Abtreibung erhöht das Risiko von Schwangerschaftskomplikationen um bis zu 225 Prozent

Abtreibung erhöht das Risiko von Schwangerschaftskomplikationen um bis zu 225 Prozent

16. SSW / 16. Schwangerschaftswoche ✪ D-SSK.de (Dezember 2018).

Anonim

Frauen, die von einer ungewollten Schwangerschaft betroffen sind, haben die Wahl, den Fetus abzubrechen und die Schwangerschaft zu beenden. Die meisten Abtreibungen sind vor der 12. Schwangerschaftswoche abgeschlossen und viele Frauen erholen sich vollständig. Wenn Sie jedoch die gleiche Wahl mehrmals treffen, können schädliche Nebenwirkungen auftreten, wenn Sie sich schließlich dafür entscheiden, eine Schwangerschaft auszutragen. Laut der Zeitschrift Human Reproduction erhöhen Frauen, die mehr als drei Abtreibungen vor der Geburt ihres ersten Kindes haben, das Risiko von Schwangerschaftskomplikationen um bis zu 225%.

Details der Studie
Die Studie umfasste mehr als 300.000 Frauen in Europa. Von den Frauen hatten etwa 10% eine Abtreibung. Etwas weniger als 2% der Frauen hatten zwei Abtreibungen und etwa 0, 3% der Frauen hatten zwischen 1996 und 2008 drei oder mehr Abtreibungen. Alle für die Studie notierten Abtreibungen wurden induziert und durchgeführt, bevor die Frau ihr erstes Kind zur Welt brachte. Die Studie ergab ein statistisch signifikant erhöhtes Risiko von Schwangerschaftskomplikationen mit drei oder mehr Aborten, einschließlich Frühgeburt, niedrigem Geburtsgewicht und sehr niedrigem Geburtsgewicht; Das Risiko für ein sehr niedriges Geburtsgewicht stieg bei Frauen mit drei oder mehr Abtreibungen in der Vorgeschichte um 225%. Die Forscher berücksichtigten verschiedene Faktoren wie wirtschaftliche Lage, Alter und sozialen Hintergrund und veränderten die Ergebnisse, um diese Faktoren zu berücksichtigen.

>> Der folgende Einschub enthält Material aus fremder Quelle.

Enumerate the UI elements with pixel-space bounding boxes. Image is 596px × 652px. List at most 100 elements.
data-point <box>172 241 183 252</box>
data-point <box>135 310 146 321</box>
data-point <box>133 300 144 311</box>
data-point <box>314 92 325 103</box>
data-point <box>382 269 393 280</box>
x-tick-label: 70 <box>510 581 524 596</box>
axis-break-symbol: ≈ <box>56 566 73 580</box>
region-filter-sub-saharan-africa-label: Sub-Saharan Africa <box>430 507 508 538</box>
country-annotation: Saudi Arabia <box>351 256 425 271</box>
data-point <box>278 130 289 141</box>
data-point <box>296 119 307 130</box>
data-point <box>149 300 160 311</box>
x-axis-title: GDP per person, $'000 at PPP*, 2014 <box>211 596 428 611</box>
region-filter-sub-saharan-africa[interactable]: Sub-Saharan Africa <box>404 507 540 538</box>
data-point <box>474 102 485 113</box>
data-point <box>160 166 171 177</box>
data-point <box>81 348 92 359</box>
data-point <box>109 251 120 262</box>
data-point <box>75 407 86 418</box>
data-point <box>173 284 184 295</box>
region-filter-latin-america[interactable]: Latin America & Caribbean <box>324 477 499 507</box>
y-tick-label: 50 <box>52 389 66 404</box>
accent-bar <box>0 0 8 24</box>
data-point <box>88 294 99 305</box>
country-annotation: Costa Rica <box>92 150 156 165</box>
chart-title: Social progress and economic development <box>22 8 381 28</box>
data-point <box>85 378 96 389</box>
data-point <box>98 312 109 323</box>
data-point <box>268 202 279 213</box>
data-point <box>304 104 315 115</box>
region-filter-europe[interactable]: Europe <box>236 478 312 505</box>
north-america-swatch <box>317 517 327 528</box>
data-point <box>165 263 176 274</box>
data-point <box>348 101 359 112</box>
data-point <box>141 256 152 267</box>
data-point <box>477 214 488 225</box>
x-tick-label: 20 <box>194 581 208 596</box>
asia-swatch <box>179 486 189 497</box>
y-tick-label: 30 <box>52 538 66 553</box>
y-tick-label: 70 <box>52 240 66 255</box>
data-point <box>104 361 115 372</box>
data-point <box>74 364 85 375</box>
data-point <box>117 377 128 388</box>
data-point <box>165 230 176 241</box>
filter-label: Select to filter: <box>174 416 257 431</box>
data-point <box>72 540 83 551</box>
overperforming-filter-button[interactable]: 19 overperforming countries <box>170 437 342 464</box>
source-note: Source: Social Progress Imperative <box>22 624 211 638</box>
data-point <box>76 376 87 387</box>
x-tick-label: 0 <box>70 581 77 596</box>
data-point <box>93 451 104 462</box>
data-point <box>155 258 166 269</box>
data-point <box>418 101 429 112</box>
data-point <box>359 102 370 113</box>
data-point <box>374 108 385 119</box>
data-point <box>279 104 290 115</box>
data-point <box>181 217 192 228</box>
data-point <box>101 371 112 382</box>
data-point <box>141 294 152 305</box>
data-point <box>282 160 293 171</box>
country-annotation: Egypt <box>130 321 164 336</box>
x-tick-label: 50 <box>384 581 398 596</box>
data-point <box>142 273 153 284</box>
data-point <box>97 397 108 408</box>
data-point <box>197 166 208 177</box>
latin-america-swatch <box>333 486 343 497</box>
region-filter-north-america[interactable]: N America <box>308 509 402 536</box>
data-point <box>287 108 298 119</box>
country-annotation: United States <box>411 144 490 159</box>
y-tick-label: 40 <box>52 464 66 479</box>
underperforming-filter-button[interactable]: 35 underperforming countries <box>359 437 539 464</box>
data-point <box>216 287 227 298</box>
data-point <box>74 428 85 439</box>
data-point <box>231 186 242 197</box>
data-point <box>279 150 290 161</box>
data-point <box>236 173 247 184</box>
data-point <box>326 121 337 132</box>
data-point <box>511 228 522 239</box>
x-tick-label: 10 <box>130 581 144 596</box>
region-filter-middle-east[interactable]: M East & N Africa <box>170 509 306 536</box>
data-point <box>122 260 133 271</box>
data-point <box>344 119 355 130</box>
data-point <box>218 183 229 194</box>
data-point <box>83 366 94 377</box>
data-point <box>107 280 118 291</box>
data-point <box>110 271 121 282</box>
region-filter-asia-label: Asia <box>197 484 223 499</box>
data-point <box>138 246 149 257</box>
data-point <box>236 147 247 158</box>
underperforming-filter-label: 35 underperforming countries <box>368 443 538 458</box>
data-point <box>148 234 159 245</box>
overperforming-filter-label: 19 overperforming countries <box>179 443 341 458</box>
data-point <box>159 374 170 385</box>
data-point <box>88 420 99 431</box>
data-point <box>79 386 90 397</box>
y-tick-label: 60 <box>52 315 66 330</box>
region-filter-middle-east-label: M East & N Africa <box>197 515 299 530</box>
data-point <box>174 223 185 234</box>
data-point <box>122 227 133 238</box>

Während die Studie ein erhöhtes Risiko für Schwangerschaftskomplikationen deutlich darstellt, stellten Forscher fest, dass die Ergebnisse täuschen können. Nur weil es eine Verbindung in dieser Population gab, bedeutet das nicht, dass Abtreibung die Ursache ist. Es wurde jedoch auch festgestellt, dass Finnland jährlich eine kleine Anzahl von Schwangerschaftsabbrüchen vornimmt und dass die Betreuung - im Gegensatz zur Betreuung von Frauen in unterentwickelten Ländern - hervorragend ist. Wenn in der finnischen Bevölkerung sogar der geringste Anstieg von Schwangerschaftskomplikationen festgestellt wird, glauben die Forscher, dass die Ergebnisse in Populationen mit subparater Nachsorge noch ausgeprägter sein könnten.

Studienautoren schlagen vor, das möglicherweise erhöhte Risiko von Komplikationen als Teil der allgemeinen Sexualerziehung und Informationen, die Frauen angeboten werden, die eine Abtreibung wünschen, zu berücksichtigen, insbesondere wenn die Frau noch nie geboren hat oder wenn sie zuvor eine Abtreibung vorgenommen hat.

Quelle: R. Klemetti, M. Gissler, M. Niinimaki und E. Hemminki. Menschliche Fortpflanzung. 31. August 2012.